Le Tribunal fédéral vient de confirmer qu’un fournisseur d’accès Internet ne peut être astreint à bloquer l’accès à des pages web contenant des films proposés en violation du droit d’auteur (arrêt 4A_433/2018 destiné à la publication). L’affaire remonte à 2015, lorsqu’un titulaire de droits d’auteurs sur différents films demande à Swisscom, de prendre des mesures techniques (blocage IP, URL ou DNS) pour empêcher l’accès de ses abonnés aux domaines de sites web étrangers permettant de télécharger (download) et visionner (stream) des films qui ont été mis à disposition (upload) en violation du droit d’auteur.

Le Tribunal fédéral rappelle d’abord que le législateur a choisi, lors de la révision du droit d’auteur, de ne pas criminaliser la consultation privée d’œuvres protégées par le droit d’auteur, et cela indépendant de savoir si celui qui les propose le fait de manière licite ou illicite.

Celui qui subit (ou risque de subir) une atteinte à ses droits d’auteur peut demander au juge de prononcer des mesures en interdiction ou cessation de l’atteinte (art. 62 LDA).
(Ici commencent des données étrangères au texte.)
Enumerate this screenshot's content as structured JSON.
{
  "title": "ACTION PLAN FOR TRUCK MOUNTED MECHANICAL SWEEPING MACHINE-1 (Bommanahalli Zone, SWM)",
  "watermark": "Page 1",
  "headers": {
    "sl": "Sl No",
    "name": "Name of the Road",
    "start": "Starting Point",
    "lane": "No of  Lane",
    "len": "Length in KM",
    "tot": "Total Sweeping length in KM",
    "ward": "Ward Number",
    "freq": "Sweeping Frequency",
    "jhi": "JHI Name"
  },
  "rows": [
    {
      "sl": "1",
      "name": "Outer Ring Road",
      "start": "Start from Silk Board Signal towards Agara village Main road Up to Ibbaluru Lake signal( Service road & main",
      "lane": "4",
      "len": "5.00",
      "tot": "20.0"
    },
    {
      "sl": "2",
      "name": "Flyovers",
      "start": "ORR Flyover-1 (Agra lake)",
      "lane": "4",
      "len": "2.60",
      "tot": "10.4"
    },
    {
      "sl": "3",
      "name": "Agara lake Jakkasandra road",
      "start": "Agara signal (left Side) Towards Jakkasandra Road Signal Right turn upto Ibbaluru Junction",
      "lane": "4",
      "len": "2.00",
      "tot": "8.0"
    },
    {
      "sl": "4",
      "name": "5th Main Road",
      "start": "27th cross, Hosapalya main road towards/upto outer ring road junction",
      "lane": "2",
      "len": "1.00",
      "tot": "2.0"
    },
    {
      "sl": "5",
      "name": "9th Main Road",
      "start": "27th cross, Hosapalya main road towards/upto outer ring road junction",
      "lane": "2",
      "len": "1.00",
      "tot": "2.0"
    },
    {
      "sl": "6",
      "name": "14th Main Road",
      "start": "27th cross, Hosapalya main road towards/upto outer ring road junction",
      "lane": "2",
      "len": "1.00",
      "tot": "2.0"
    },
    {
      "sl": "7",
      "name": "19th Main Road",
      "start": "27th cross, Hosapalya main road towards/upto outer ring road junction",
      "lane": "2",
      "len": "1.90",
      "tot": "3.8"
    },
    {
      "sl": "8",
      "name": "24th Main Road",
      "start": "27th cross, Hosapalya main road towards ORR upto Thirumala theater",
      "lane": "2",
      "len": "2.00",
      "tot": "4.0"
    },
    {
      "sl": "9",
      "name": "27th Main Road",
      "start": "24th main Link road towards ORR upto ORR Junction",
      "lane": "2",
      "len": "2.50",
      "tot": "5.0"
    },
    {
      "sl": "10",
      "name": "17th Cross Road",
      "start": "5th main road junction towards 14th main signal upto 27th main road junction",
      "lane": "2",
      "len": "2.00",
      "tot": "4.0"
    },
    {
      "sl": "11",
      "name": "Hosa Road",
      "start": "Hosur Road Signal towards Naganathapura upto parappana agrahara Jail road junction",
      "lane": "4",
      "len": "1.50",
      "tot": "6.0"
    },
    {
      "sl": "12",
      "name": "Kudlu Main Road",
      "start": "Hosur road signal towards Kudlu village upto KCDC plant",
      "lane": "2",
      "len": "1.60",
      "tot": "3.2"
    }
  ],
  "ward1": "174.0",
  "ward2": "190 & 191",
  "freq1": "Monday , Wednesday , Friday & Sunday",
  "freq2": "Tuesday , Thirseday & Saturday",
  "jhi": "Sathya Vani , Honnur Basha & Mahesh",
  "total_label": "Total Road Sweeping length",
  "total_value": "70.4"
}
La question de la légitimation passive, autrement dit de savoir à qui ces mesures peuvent être imposées, n’est pas réglée dans la loi.

Le fournisseur d’accès ne contribue pas concrètement à la violation

Même s’il n’est pas contesté que ceux qui proposent les films violent le droit d’auteur, on ne peut pas reprocher au fournisseur d’accès à Internet de contribuer concrètement à ces violations. Il ne met pas lui-même à disposition des films ni n’a de relation contractuelles avec ceux qui fournissent ces films depuis l’étranger. Le fait qu’il fournisse, comme tous les autres fournisseurs d’accès en Suisse, une infrastructure technique permettant à ses clients d’accéder à Internet et donc à des contenus mis à disposition de manière illicite ne suffit pas à établir une responsabilité en tant que participant aux violations du droit d’auteur.

Si on devait admettre le contraire, cela signifierait que tous les fournisseurs d’accès pourraient être responsables du contenu accessible sur le web et qu’ils devraient, de facto, procéder à un contrôle du contenu.

Le tribunal fédéral souligne en revanche que le législateur pourrait adopter des procédures de blocage. La CJUE s’était prononcée dans le même sens en 2014. Dans une affaire UPC Telekabel (C-314/12), elle avait estimé que le droit d’un État membre peut prévoir des mesures de blocages à la double condition que les mesures prises ne privent pas inutilement les internautes de la possibilité d’accéder de façon licite aux informations disponibles et que ces mesures rendent plus difficile la consultation des œuvres protégées mises à la disposition du public en violation des droits des titulaires. La Cour a en plus exigé que la procédure nationale prévoie la possibilité pour les internautes de faire valoir leurs droits devant le juge dès que les mesures de blocage sont connues, une telle possibilité de recours étant nécessaire pour permettre aux juridictions nationales de vérifier que les mesures mises en œuvre par le fournisseur d’accès ne limitent pas inutilement la liberté d’information des internautes. Le recours pourrait venir du titulaire des droits (sous-blocage) ou d’un tiers (sur blocage).

Et pour les atteintes à la personnalité ?

Le Tribunal fédéral a précisé que la situation n’était pas comparable avec l’obligation de l’hébergeur de retirer un contenu portant atteinte à la personnalité (28 CC) en tant que participant à l’atteinte (5A_792/2011). L’ensemble de l’arrêt laisse néanmoins penser que même dans le cas d’une atteinte à la personnalité l’acte du fournisseur d’accès serait plutôt considéré comme trop éloigné de l’atteinte (pas dans un lien de causalité adéquate) pour retenir une participation. C’est aussi l’avis du Conseil fédéral, mais cette question méritera encore d’être tranchée.